A node embedding is a dense, low-dimensional vector that represents a node in a graph by encoding its features, its neighborhood structure, and its position within the overall graph topology. Nodes with similar neighborhoods and features produce similar embeddings. These vectors serve as the input to downstream tasks: classification, regression, link prediction, and clustering. Every GNN layer produces node embeddings. The final layer's output is what gets fed to a prediction head.
Why it matters for enterprise data
Enterprise relational databases store information across many linked tables. A customer table alone tells you age, location, and account tenure. But the customer's behavior is spread across orders, products, support tickets, and payment tables. Traditional ML requires a data scientist to manually join and aggregate these tables into a single feature vector per customer.
Node embeddings eliminate this bottleneck. When you represent the relational database as a graph (rows = nodes, foreign keys = edges), a GNN computes embeddings that automatically incorporate information from all linked tables. A customer's embedding encodes their orders, the products in those orders, and the behavior of similar customers, all without a single SQL GROUP BY.

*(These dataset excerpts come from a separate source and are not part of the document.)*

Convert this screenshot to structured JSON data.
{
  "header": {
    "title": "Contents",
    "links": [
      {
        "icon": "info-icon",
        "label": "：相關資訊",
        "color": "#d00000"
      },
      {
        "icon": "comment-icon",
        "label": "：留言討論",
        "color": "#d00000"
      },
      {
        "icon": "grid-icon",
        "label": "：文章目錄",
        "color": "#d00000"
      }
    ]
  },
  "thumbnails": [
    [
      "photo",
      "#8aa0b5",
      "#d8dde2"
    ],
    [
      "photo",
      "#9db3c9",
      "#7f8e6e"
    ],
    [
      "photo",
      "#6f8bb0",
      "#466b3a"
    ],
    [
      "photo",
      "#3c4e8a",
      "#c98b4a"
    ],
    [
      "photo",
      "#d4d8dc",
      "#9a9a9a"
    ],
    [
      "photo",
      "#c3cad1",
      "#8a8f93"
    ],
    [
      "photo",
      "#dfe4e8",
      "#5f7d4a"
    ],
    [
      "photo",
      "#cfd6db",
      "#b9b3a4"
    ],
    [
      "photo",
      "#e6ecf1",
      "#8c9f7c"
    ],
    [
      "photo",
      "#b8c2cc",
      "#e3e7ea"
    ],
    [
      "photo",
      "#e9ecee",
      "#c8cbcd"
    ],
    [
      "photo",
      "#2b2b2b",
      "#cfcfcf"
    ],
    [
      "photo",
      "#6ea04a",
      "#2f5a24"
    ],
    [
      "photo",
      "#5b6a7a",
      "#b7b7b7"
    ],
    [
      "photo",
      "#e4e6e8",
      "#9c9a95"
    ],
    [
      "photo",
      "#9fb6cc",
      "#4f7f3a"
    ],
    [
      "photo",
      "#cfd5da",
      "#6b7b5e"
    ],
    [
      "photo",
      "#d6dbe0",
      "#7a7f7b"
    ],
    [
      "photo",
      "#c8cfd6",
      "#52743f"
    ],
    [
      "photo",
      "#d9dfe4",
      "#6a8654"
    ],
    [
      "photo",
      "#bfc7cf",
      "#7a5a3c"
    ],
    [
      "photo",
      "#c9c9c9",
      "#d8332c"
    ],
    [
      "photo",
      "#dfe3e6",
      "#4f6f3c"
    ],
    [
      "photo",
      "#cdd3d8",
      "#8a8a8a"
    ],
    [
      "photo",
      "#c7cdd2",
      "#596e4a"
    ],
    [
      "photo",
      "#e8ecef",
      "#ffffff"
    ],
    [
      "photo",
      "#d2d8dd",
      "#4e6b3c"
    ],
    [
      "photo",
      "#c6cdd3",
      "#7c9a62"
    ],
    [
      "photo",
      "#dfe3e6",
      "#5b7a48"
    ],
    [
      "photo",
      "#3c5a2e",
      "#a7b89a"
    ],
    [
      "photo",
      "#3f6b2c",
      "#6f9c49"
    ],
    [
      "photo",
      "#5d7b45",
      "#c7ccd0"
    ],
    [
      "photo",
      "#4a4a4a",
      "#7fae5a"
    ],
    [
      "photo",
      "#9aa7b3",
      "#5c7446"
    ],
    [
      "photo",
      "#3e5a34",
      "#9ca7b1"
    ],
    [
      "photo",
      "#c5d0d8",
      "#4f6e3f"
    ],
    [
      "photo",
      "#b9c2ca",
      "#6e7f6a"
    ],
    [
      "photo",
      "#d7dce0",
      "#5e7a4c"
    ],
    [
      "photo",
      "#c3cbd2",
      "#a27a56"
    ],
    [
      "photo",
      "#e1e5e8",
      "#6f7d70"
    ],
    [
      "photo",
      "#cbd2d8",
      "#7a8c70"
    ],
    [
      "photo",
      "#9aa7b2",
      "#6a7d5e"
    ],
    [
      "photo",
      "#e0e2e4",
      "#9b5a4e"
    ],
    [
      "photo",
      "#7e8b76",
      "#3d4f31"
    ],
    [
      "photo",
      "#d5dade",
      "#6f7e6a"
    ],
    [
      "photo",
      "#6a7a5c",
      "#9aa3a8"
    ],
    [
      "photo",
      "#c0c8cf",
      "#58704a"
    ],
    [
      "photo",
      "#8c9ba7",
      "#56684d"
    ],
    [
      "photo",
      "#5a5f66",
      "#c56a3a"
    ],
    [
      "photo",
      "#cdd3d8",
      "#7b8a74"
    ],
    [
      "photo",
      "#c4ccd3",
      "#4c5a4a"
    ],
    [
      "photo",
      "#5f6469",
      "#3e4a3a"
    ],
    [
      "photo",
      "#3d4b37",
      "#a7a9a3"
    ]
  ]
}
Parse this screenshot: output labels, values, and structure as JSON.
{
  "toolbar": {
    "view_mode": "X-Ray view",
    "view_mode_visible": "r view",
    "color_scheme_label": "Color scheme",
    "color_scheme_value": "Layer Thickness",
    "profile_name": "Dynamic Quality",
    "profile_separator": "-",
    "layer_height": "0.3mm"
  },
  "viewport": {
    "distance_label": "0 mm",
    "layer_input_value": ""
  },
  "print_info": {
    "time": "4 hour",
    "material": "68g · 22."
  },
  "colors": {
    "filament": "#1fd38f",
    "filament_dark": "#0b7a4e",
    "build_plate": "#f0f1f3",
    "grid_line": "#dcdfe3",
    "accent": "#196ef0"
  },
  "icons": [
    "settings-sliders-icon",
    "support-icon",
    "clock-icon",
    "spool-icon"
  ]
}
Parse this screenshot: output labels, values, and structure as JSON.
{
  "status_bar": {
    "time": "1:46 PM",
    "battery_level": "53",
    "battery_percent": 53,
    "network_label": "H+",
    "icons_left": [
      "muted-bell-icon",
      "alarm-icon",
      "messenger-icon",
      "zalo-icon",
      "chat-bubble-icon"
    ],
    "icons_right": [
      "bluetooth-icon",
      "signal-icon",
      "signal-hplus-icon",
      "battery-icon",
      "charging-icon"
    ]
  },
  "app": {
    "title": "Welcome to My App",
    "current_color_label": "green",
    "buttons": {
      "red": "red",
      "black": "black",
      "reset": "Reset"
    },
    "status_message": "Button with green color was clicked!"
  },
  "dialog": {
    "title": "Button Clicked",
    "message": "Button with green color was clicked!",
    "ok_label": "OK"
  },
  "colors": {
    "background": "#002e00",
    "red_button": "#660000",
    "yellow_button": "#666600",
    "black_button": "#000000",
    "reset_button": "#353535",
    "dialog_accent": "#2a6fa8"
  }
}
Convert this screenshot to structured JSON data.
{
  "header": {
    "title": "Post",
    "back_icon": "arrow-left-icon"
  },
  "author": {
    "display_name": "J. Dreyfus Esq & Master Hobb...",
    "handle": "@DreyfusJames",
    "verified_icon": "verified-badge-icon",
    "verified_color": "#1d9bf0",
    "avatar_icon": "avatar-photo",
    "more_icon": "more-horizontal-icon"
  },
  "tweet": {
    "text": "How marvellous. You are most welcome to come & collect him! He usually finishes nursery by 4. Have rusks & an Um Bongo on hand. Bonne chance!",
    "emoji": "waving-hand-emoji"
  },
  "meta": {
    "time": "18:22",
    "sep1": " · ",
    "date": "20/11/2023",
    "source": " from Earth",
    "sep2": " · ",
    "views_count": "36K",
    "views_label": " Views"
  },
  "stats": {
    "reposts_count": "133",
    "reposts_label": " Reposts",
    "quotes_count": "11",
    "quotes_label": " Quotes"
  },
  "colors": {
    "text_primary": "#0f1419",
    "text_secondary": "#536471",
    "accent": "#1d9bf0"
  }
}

On the RelBench benchmark, GNN-based node embeddings achieve 75.83 AUROC across 30 enterprise tasks, compared to 62.44 for manually engineered flat-table features fed to LightGBM.
How node embeddings are computed
GNN-based embeddings (supervised)
A GNN computes node embeddings through repeated rounds of message passing. Each layer aggregates neighbor information and transforms it through learnable weights. After k layers, each node's embedding encodes information from its k-hop neighborhood.
- Layer 0: raw node features (age, amount, category)
- Layer 1: features + 1-hop neighbor information
- Layer 2: features + 2-hop neighborhood context
The embeddings are optimized end-to-end for a specific prediction task (e.g., churn prediction), so the model learns which neighborhood patterns are predictive.
Random-walk-based embeddings (unsupervised)
Methods like node2vec and DeepWalk generate node embeddings without labels. They perform random walks on the graph, then train a skip-gram model (similar to Word2Vec) to predict which nodes co-occur in walks. Nodes that appear in similar walk contexts get similar embeddings.
These embeddings capture structural similarity but are not optimized for any specific task. They are useful for exploratory analysis, visualization, and as pre-trained features for downstream models.
Concrete example: customer embeddings from a transaction graph
Consider a banking database with three tables:
- Customers: [customer_id, age, income_bracket, account_type]
- Transactions: [txn_id, customer_id, merchant_id, amount, timestamp]
- Merchants: [merchant_id, category, avg_ticket, fraud_rate]
After 2 layers of a GNN, customer “Alice”'s 128-dimensional embedding encodes:
- Her own features (age, income bracket)
- Transaction patterns (average amount, frequency, time-of-day distribution)
- Merchant characteristics (categories she shops at, their fraud rates)
- Behavioral similarity to other customers who share the same merchants
PyG implementation
import torch
import torch.nn.functional as F
from torch_geometric.nn import GCNConv
class NodeEmbedder(torch.nn.Module):
def __init__(self, in_channels, hidden_channels, embedding_dim):
super().__init__()
self.conv1 = GCNConv(in_channels, hidden_channels)
self.conv2 = GCNConv(hidden_channels, embedding_dim)
def forward(self, x, edge_index):
# Layer 1: raw features -> 1-hop embeddings
x = self.conv1(x, edge_index)
x = F.relu(x)
x = F.dropout(x, p=0.5, training=self.training)
# Layer 2: 1-hop -> 2-hop embeddings
x = self.conv2(x, edge_index)
return x # shape: [num_nodes, embedding_dim]
# Usage
model = NodeEmbedder(in_channels=16, hidden_channels=64, embedding_dim=128)
embeddings = model(data.x, data.edge_index)
# embeddings[i] is the 128-dim embedding for node i
# Use for classification: logits = classifier(embeddings)
# Use for link prediction: score = (embeddings[src] * embeddings[dst]).sum()The output of the forward pass IS the node embedding matrix. Each row is one node's learned representation.
Limitations and what comes next
- Fixed dimensionality: All nodes get the same embedding size regardless of their neighborhood complexity. A customer with 1,000 transactions gets the same 128 dimensions as one with 3 transactions. Information is necessarily lost for high-degree nodes.
- Shallow reach: GNN embeddings capture only k-hop neighborhoods where k is the number of layers. Beyond 2-3 layers, over-smoothing degrades embeddings.
- Static snapshots: Standard GNN embeddings represent the graph at a single point in time. Temporal dynamics require re-computation or specialized temporal GNNs.
Graph transformers address the reach limitation by computing embeddings with global attention, allowing each node to incorporate information from the entire graph rather than just its local neighborhood. KumoRFM uses a relational graph transformer to produce node embeddings that achieve 81.14 AUROC after fine-tuning on RelBench tasks.